Gov’t to take 300 old microbuses off the road each month
The government plans to deliver some 300 natgas-powered microbuses each month starting August as part of the state’s plan to replace old vehicles with new models that have dual-fuel engines, Finance Minister Mohamed Maait said in a statement. The first dual-fuel microbus is now on the road after being delivered to its owner under the natgas transition scheme.
The government aims to put 15k microbuses with new dual-fuel engines on the road during the first year of its multi-year natgas transition program. The ministry is providing microbus owners with support of 25% of the new vehicle’s total value — at a maximum of EGP 65k — to help them cover the down payment. The remainder is being paid over seven to 10 years in installments subsidized rates under a financing program backed by the Central Bank of Egypt. In early June, the ministry recently expanded the scheme to include owners of 20+ year-old microbuses in the first phase starting last July.
How many are eligible for the initiative? So far, some 31k of the applicants met the program’s conditions, according to the initiative’s executive director Amgad Mounir. The figure is a slight increase from the 30k eligible people who were contacted in April by the ministry, out of around 68k who applied to the scheme at the time.
The latest on other natgas vehicles: The government has delivered so far 4.12k vehicles including passenger cars and taxis since April, with EGP 92.8 mn in incentives having been paid out, the statement read. This is more than double the 1.7k dual-fuel passenger cars delivered as at late June, with EGP 46.5 mn worth of paid incentives. In FY2021-2022, the government plans to extend additional incentives worth EGP 2 bn to encourage car owners to take part in the state’s natgas transition plan.

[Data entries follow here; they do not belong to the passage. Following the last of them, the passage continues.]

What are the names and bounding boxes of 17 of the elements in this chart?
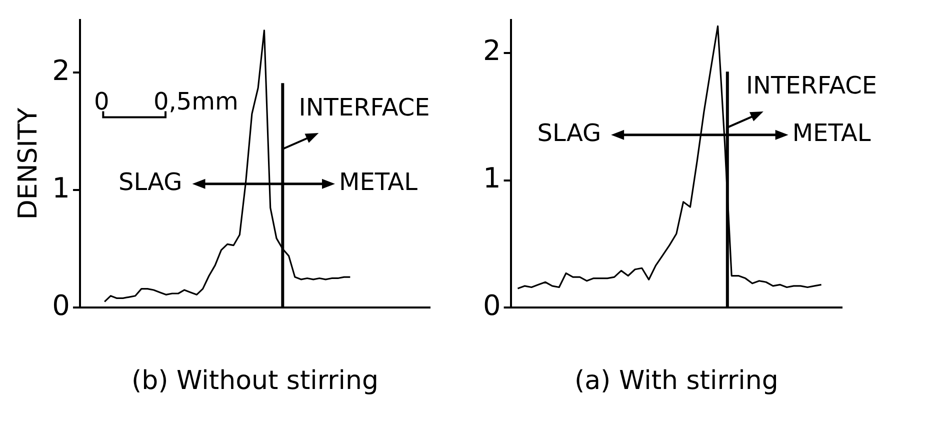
y-tick-label: 2 (482, 34, 501, 68)
y-tick-label: 1 (52, 171, 70, 204)
y-tick-label: 2 (52, 54, 70, 87)
y-tick-label: 1 (482, 162, 501, 195)
annotation: INTERFACE (298, 93, 430, 122)
x-axis-title: (b) Without stirring (131, 366, 379, 396)
y-axis-title: DENSITY (13, 108, 44, 220)
annotation: SLAG (118, 168, 182, 196)
y-tick-label: 0 (52, 288, 70, 322)
annotation: 0,5mm (154, 87, 238, 116)
annotation: 0 (94, 87, 110, 116)
annotation: METAL (792, 119, 872, 148)
annotation: INTERFACE (746, 72, 878, 100)
annotation: METAL (339, 168, 418, 196)
y-tick-label: 0 (482, 288, 501, 322)
annotation: SLAG (537, 119, 602, 148)
x-axis-title: (a) With stirring (574, 366, 778, 396)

It’s an open question whether the government can sustain that rate of replacement thanks to an ongoing global chip shortage that is cutting into supply of new vehicles.

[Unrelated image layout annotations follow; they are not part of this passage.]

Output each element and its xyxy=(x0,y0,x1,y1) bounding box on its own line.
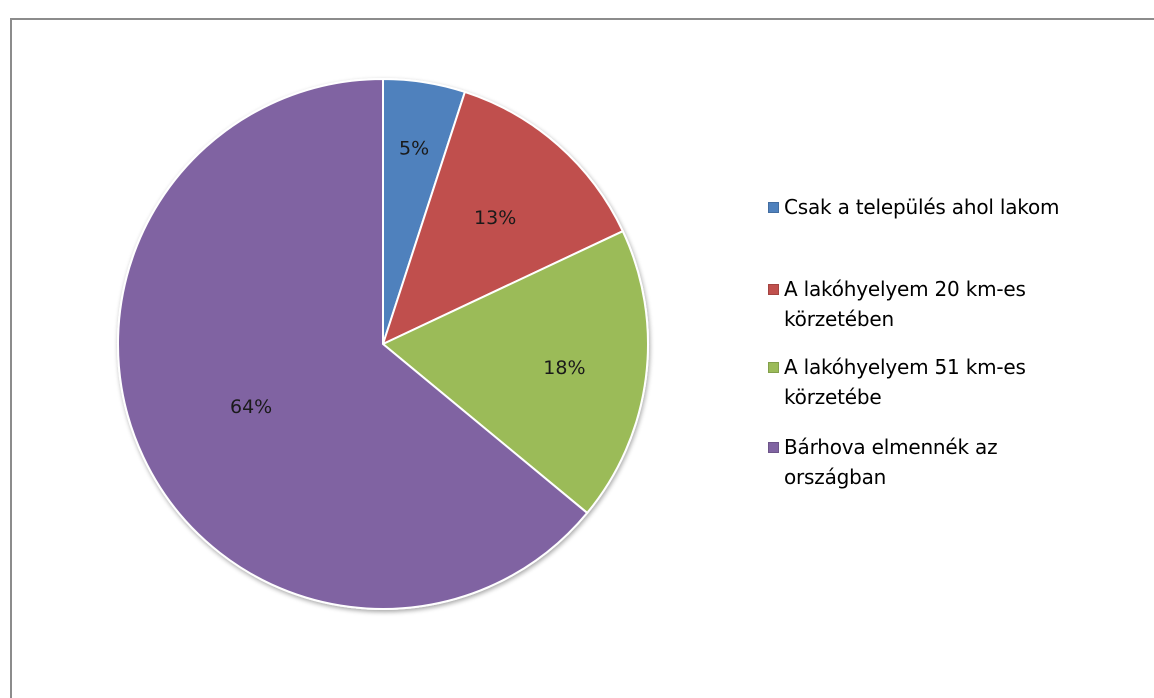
pie-slice xyxy=(381,229,649,515)
legend-label: Csak a település ahol lakom xyxy=(784,195,1060,219)
legend-swatch xyxy=(768,284,779,295)
legend-swatch xyxy=(768,362,779,373)
legend-swatch xyxy=(768,442,779,453)
slice-data-label: 18% xyxy=(543,357,585,379)
legend-item: Csak a település ahol lakom xyxy=(768,192,1148,222)
legend-label: A lakóhyelyem 51 km-es körzetébe xyxy=(784,355,1026,409)
pie-slices xyxy=(117,77,649,610)
chart-frame xyxy=(10,18,1154,698)
pie-slice xyxy=(381,90,625,346)
slice-data-label: 13% xyxy=(474,207,516,229)
pie-slice xyxy=(117,77,589,610)
legend-item: A lakóhyelyem 20 km-es körzetében xyxy=(768,274,1148,334)
slice-data-label: 64% xyxy=(230,396,272,418)
legend-swatch xyxy=(768,202,779,213)
legend-label: A lakóhyelyem 20 km-es körzetében xyxy=(784,277,1026,331)
legend-item: Bárhova elmennék az országban xyxy=(768,432,1148,492)
slice-data-label: 5% xyxy=(399,138,429,160)
legend-label: Bárhova elmennék az országban xyxy=(784,435,998,489)
pie-chart: 5% 13% 18% 64% xyxy=(117,77,649,610)
legend-item: A lakóhyelyem 51 km-es körzetébe xyxy=(768,352,1148,412)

A refresher on the transition scheme: The government began this year rolling out a plan that aims to have 450k cars outfitted with dual-fuel engines by 2024. The scheme is also expected to be extended to tuk-tuks. In parallel, the government is working to boost the country’s natgas refueling infrastructure and plans to have 1k natural gas filling stations set up nationwide by the end of this year.

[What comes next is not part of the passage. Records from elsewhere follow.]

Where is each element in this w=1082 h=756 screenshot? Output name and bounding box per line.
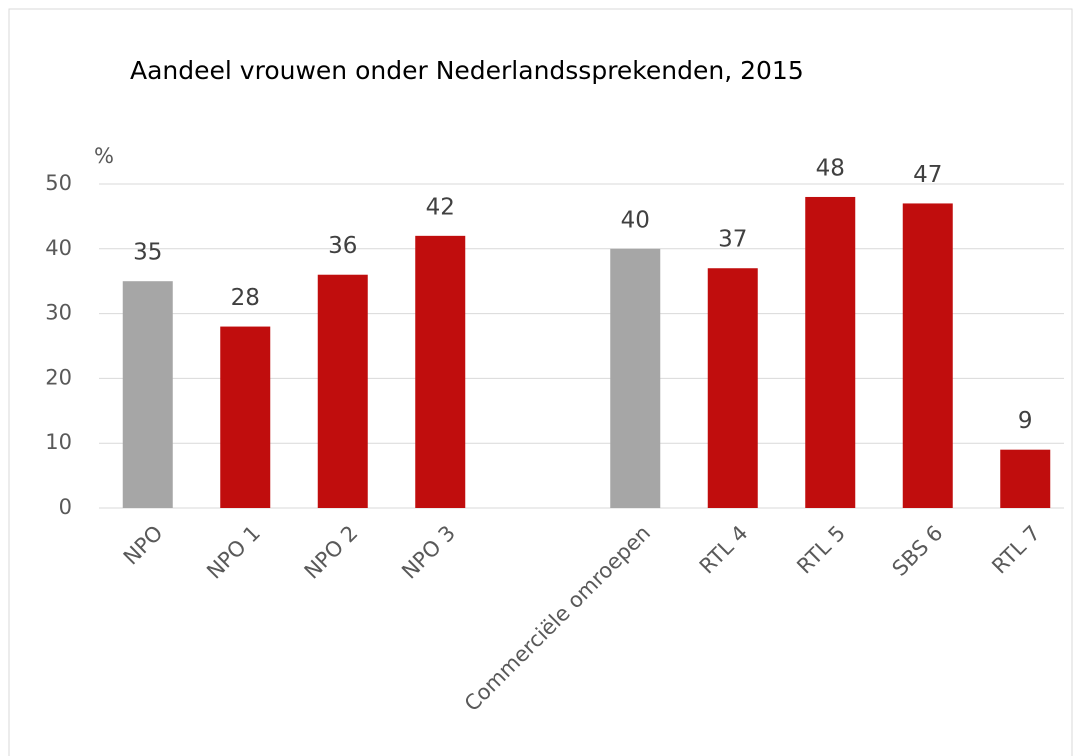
bar [122,281,173,508]
value-label: 40 [621,207,650,233]
value-label: 28 [231,285,260,311]
y-tick-label: 50 [45,171,72,195]
value-label: 42 [426,194,455,220]
bar [902,203,953,508]
y-tick-label: 20 [45,365,72,389]
value-label: 9 [1018,408,1033,434]
chart-frame [8,8,1073,756]
y-axis-label: % [94,144,114,168]
value-label: 36 [328,233,357,259]
chart-title: Aandeel vrouwen onder Nederlandssprekend… [130,56,804,85]
bar [1000,449,1051,508]
y-tick-label: 40 [45,236,72,260]
value-label: 47 [913,162,942,188]
bar [707,268,758,508]
bar [317,274,368,508]
value-label: 35 [133,240,162,266]
y-tick-label: 30 [45,301,72,325]
bar [220,326,271,508]
value-label: 48 [816,155,845,181]
y-tick-label: 10 [45,430,72,454]
y-tick-label: 0 [59,495,72,519]
value-label: 37 [718,227,747,253]
bar [415,235,466,508]
bar [805,196,856,508]
bar [610,248,661,509]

IN OTHER TRANSPORT NEWS- Egypt has begun road-testing nine of the 13 Chinese-made DongFeng E70 electric vehicles that state-owned El Nasr Automotive had imported in June from China, ahead of the launch of an assembled-in-Egypt E70 in 2H2022, the Public Enterprises Ministry said in a statement yesterday. The tests, which will be handled in cooperation with Uber over the next three to four months, will include nine of the 13 DongFeng E70 electric cars. The government is preparing to begin locally assembling the first 100 EVs through El Nasr next year, with the first El Nasr-Dongfeng EV poised to be ready to hit the road by September 2022, Public Enterprises Minister Hisham Tawfik previously said. Industry leader Infinity is working in parallel to build national charging infrastructure.